Understanding the factors that control the differential induction of Th1 and Th2 responses is a key immunologic objective with profound implications for vaccination and immunotherapy of infectious and autoimmune diseases. Using Ag formulated in lipid vesicles prepared from nonionic surfactants, we describe a novel mechanism influencing the balance of the Th1 or Th2 response. Our results indicate that inoculation of BALB/c mice with vesicles with a mean diameter > or = 225 nm preferentially induces Th1 responses, as characterized by increased titers of IgG2a in plasma and elevated IFN-gamma production by lymph node cells.

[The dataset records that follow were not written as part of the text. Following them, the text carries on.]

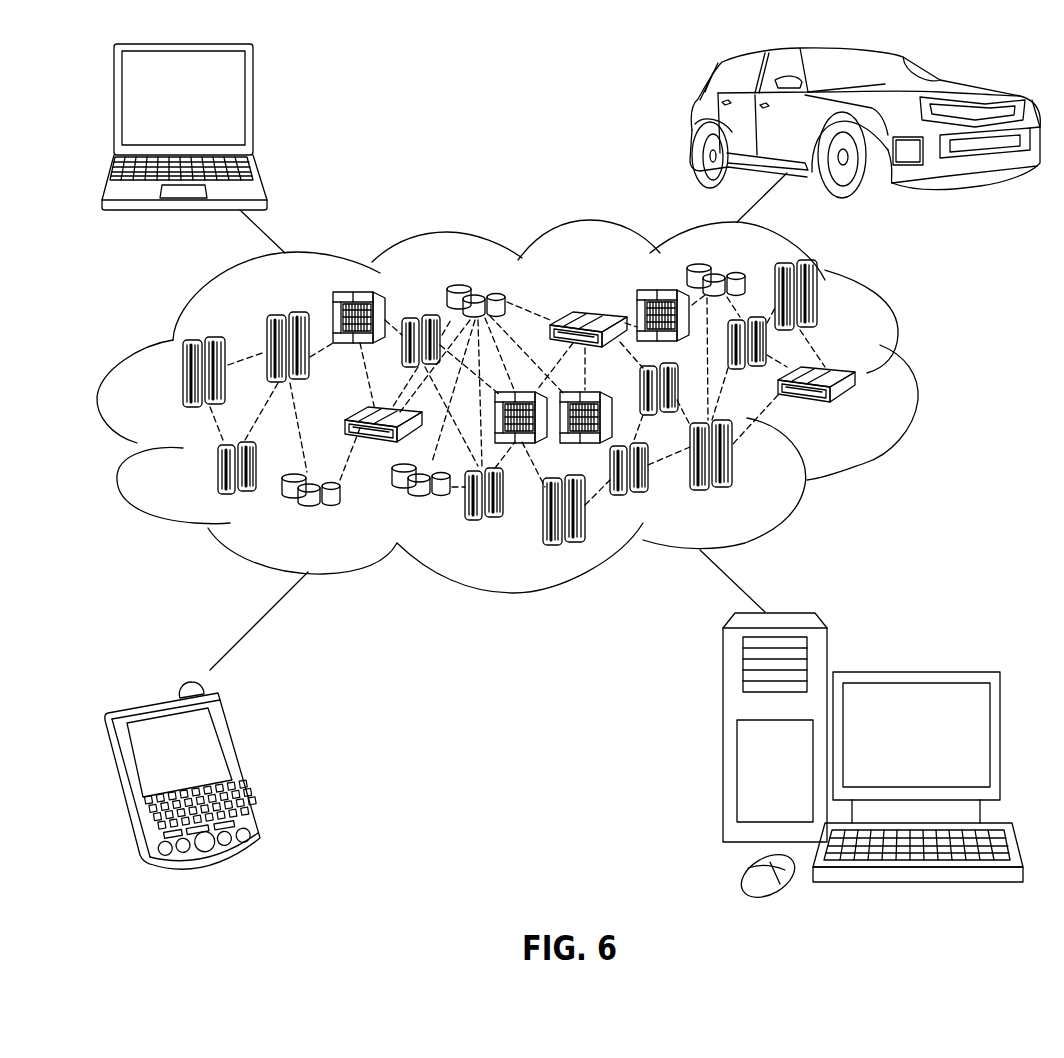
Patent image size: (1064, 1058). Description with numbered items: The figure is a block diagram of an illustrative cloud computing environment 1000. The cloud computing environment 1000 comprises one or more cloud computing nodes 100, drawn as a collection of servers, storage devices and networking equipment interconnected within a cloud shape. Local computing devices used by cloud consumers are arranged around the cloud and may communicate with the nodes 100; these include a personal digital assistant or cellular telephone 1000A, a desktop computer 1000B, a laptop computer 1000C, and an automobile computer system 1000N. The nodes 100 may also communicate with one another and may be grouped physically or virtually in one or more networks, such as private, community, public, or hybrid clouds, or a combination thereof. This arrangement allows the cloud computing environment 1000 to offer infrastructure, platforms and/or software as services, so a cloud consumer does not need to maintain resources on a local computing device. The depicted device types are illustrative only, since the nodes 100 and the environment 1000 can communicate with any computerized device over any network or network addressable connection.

The cloud computing environment 1000 is at (917, 382).
The cloud computing nodes 100 is at (860, 413).
The personal digital assistant (PDA) or cellular telephone 1000A is at (242, 765).
The desktop computer 1000B is at (913, 670).
The laptop computer 1000C is at (255, 105).
The automobile computer system 1000N is at (693, 122).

However, preparation of the same quantity of Ag in vesicles with mean diameter of < or = 155 nm induces a Th2 response, as identified by IgG1 in the absence of IgG2a production and increased lymph node IL-5 production. Although large (> or = 225 nm) vesicles could induce IL-12 production, smaller vesicles (< or = 155 nm) could not. However, small vesicles did induce higher levels of IL-1beta production by macrophages than larger vesicles. The role of IL-12 in this response was confirmed in IL-12-deficient mice, whose spleen cells failed to produce IFN-gamma following in vivo priming with Ag prepared in large vesicles. Our results therefore indicate that macrophages respond to endocytosis of large or small vesicles by producing different patterns of cytokines that can subsequently direct the immune response toward a Th1 or a Th2 phenotype.